After a week in residency at Duke University, the Classical Theatre of Harlem presented three performances of Samuel Beckett’s Waiting for Godot on October 23-25 in Duke’s Reynolds Industries Theater as part of Duke Performances’ “At the Crossroads” series. This touring production stems from a performance of the play that took place outside, in November 2007, in the Lower Ninth Ward of still-ravaged, post-Katrina New Orleans. This modern urbanization of the “blasted heath” staging that playwright Samuel Beckett calls for has struck a nerve, renewing the urgency and galvanizing the need of this still-unaddressed rebuilding process.
The opening-night performance of this show at Duke sold out. The four-man cast seemed to make something new out of Beckett’s classic play, as the actors worked their magic on a set made up of a crossroads, not in an empty, rural landscape, but at the intersection of two streets in a once-populated, but now destroyed, urban setting. A partial wreck of a home flanked each side of the crossroads, stage left and right, and Beckett’s single nod to nature, the requisite tree, stood upstage center. Though the streets were cleared, this was so only to their curbs; garbage and debris littered every other inch of the stage. This marvelous and arguably complex set is the brainchild of Troy Hourie of Classical Theatre of Harlem.
While the accepted interpretation of Beckett’s seemingly enigmatic title has always been Waiting for God, this production might more accurately be Waiting for Gov or government. But the agony, indeed futility, of the wait is just as destructive and demoralizing.
Estragon (J. Kyle Manzay) is known affectionately as Gogol to his companion, Vladimir (Billy Eugene Jones). It is evident from their easy familiarity that they have been together a long time; the script more than once mentions a span of 50 years. But time in this nebulous waiting game is itself nebulous; and events that should take place over time, such as the blooming of the tree or the oncoming of a character’s blindness, happen overnight. Beckett does not allow himself to be fettered by reality in this play; the reality experienced by these characters, and their resulting confusion, is chilling enough.
In both Act I and Act II, Gogol and “Veedee,” as Vladimir is called, meet the same pair of travelers, Pozzo (Christian Rummel) and his slave Lucky (Glenn Gordon). Veedee, whose memory is better than Gogol’s, remembers the pair; it is hard to forget, since their approach is signaled by a siren Pozzo keeps on his person. A deeper layer of meaning is added here in that, while, like the residents of the Lower Ninth Ward, three of our characters are African-American, Pozzo is white. Without any other reference, the indictment of the history of slavery in the U.S. is underscored; but in this context, Pozzo seems to represent a higher class of individual. He is well dressed, educated, and he has many possessions, evident by all that he carries on him as well as the fact that Lucky, fettered to Pozzo by a rope, is overburdened with baggage. The recovery, by Gogol, of the remains of Pozzo’s meal — a chicken bone — represents a twisted form of noblesse oblige. But even this requires that Gogol ask, twice, for the boon.

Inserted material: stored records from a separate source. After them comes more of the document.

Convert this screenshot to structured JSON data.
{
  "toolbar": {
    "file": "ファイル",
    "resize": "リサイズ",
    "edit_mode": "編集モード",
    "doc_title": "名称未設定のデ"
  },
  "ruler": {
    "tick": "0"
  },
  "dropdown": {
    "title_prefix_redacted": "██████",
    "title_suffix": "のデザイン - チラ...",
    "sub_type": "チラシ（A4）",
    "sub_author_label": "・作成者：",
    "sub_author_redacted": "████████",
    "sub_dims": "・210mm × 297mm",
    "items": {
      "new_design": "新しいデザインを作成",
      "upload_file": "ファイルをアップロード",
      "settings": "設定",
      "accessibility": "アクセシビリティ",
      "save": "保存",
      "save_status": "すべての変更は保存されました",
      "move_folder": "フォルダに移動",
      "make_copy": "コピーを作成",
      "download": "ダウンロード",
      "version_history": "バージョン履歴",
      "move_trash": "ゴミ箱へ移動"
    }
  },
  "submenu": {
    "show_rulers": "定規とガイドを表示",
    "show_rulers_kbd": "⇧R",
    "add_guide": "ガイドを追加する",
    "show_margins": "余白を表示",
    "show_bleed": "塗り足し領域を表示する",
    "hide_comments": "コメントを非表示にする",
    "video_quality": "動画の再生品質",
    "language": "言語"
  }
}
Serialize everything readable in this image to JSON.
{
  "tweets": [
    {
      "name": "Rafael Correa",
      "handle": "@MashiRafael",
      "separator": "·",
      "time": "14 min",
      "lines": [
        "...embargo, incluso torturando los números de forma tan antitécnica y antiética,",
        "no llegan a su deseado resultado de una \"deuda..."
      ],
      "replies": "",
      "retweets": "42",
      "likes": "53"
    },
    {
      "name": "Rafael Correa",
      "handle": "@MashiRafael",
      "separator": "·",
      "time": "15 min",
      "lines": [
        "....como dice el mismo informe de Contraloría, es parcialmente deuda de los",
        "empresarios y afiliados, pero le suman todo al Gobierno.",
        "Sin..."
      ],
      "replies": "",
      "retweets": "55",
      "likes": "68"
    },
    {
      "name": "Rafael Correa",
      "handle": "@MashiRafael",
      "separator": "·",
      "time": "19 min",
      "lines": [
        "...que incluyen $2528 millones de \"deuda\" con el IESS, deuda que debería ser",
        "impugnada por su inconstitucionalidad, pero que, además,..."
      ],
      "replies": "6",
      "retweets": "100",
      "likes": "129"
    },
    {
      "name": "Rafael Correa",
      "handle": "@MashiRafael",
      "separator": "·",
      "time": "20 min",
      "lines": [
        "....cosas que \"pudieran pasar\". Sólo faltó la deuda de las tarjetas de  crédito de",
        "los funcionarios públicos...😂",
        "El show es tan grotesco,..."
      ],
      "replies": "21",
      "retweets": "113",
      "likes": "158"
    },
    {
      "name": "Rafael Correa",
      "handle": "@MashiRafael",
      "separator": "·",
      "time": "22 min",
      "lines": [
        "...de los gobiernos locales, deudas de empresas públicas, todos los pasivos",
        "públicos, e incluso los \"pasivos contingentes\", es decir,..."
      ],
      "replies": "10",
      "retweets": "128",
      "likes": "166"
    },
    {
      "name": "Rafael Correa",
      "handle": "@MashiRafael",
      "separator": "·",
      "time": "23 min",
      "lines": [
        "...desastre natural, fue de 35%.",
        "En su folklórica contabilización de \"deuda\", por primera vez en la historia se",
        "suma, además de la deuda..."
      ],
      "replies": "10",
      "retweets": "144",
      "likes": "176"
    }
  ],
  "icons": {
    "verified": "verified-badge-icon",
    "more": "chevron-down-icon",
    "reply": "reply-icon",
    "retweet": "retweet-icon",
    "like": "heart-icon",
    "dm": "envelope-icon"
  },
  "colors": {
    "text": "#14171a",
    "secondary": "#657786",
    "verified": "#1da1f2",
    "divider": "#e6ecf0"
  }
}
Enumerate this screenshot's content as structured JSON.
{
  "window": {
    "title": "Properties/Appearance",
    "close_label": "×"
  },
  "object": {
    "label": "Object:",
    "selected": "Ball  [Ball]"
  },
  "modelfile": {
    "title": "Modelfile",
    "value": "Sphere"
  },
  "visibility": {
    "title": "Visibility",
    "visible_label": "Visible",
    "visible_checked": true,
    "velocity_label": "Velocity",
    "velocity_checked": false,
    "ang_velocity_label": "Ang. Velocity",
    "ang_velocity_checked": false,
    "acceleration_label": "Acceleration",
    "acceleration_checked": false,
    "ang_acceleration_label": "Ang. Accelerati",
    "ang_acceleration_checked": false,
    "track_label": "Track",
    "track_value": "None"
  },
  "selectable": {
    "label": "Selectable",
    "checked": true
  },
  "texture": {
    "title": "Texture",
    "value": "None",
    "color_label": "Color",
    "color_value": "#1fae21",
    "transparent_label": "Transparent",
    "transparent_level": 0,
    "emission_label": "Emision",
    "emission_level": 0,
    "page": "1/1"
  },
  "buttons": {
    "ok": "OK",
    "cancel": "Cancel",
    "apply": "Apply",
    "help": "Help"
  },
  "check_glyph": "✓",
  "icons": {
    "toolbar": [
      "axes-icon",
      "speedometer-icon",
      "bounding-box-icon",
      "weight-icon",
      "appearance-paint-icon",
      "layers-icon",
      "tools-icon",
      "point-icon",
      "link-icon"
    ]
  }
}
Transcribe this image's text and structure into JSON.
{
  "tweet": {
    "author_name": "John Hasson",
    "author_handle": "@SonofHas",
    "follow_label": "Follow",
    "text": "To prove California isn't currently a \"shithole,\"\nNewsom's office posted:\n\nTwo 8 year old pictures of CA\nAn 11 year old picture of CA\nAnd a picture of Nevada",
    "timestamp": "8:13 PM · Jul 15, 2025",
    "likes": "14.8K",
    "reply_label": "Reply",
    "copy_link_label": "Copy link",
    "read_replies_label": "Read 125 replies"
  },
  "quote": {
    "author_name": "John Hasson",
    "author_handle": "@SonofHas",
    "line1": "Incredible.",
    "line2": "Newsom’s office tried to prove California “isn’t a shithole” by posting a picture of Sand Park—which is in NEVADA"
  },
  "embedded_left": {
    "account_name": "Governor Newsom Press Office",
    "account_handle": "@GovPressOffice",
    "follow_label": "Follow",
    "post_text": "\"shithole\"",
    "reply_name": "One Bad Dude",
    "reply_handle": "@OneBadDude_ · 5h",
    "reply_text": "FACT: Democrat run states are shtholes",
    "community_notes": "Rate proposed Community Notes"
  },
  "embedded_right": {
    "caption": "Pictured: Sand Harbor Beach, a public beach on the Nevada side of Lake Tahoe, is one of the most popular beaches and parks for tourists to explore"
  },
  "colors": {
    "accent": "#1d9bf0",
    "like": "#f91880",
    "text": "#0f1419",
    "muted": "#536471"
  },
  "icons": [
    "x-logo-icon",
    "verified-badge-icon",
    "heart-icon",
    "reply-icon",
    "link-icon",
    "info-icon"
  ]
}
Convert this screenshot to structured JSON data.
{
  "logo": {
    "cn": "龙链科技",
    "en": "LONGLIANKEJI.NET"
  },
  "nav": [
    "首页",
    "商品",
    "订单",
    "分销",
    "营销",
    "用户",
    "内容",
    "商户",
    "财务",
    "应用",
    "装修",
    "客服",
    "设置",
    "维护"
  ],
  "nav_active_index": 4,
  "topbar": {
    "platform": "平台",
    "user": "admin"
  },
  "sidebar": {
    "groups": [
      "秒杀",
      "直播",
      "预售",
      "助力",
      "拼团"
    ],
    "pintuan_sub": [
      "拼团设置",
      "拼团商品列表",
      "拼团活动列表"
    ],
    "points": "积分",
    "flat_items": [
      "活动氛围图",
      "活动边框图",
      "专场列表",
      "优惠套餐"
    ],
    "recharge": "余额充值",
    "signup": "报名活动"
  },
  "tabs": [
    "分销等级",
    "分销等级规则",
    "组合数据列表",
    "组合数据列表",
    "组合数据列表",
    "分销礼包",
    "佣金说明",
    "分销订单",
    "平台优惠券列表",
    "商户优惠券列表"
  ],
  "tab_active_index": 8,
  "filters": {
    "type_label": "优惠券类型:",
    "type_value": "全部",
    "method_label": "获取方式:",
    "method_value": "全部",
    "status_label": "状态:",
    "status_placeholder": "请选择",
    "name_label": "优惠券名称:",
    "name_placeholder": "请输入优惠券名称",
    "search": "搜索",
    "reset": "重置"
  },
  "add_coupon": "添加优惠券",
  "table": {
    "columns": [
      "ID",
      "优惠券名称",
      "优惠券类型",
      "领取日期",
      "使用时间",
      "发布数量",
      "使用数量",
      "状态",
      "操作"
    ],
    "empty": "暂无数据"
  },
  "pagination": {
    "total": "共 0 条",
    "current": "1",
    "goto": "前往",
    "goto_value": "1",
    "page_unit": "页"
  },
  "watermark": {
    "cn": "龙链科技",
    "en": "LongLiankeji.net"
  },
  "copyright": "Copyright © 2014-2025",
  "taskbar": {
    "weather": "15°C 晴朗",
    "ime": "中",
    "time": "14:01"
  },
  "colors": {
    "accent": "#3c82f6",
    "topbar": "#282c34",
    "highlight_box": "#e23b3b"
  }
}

This staging of Waiting for Godot, directed by Classical Theatre of Harlem co-founder Christopher McElroen, makes a dynamic ensemble of these four talented actors. McElroen is careful to emphasize both the comedy and tragedy of the situation, and we find ourselves laughing, as well as musing on the obvious futility. Much is made of the shtick of cleverness with hats; Rummel makes Pozzo wryly oblivious to his fate or theirs; and at one point, Jones as Vladimir does a mean and sophisticated imitation of Michael Jackson, as he and Gogol dance and sing to amuse themselves. And Lucky’s THINK, a furious rambling of stream of consciousness, earned him spontaneous applause from the packed house.
But throughout the production is the waiting. Vladimir and Estragon cannot do, because they wait. This cast superbly drives home the agony of this endless process, even as the boy (a voice from the top of the house) comes to them from Godot at the end of each act to tell them “not today, but surely tomorrow.” Beckett tells us that this pair is stuck here, as surely and horribly as an insect caught in a web, waiting for death. Waiting for God. Beckett warns that mankind cannot be content in the waiting; that in order to survive intact, each individual must learn to do, instead.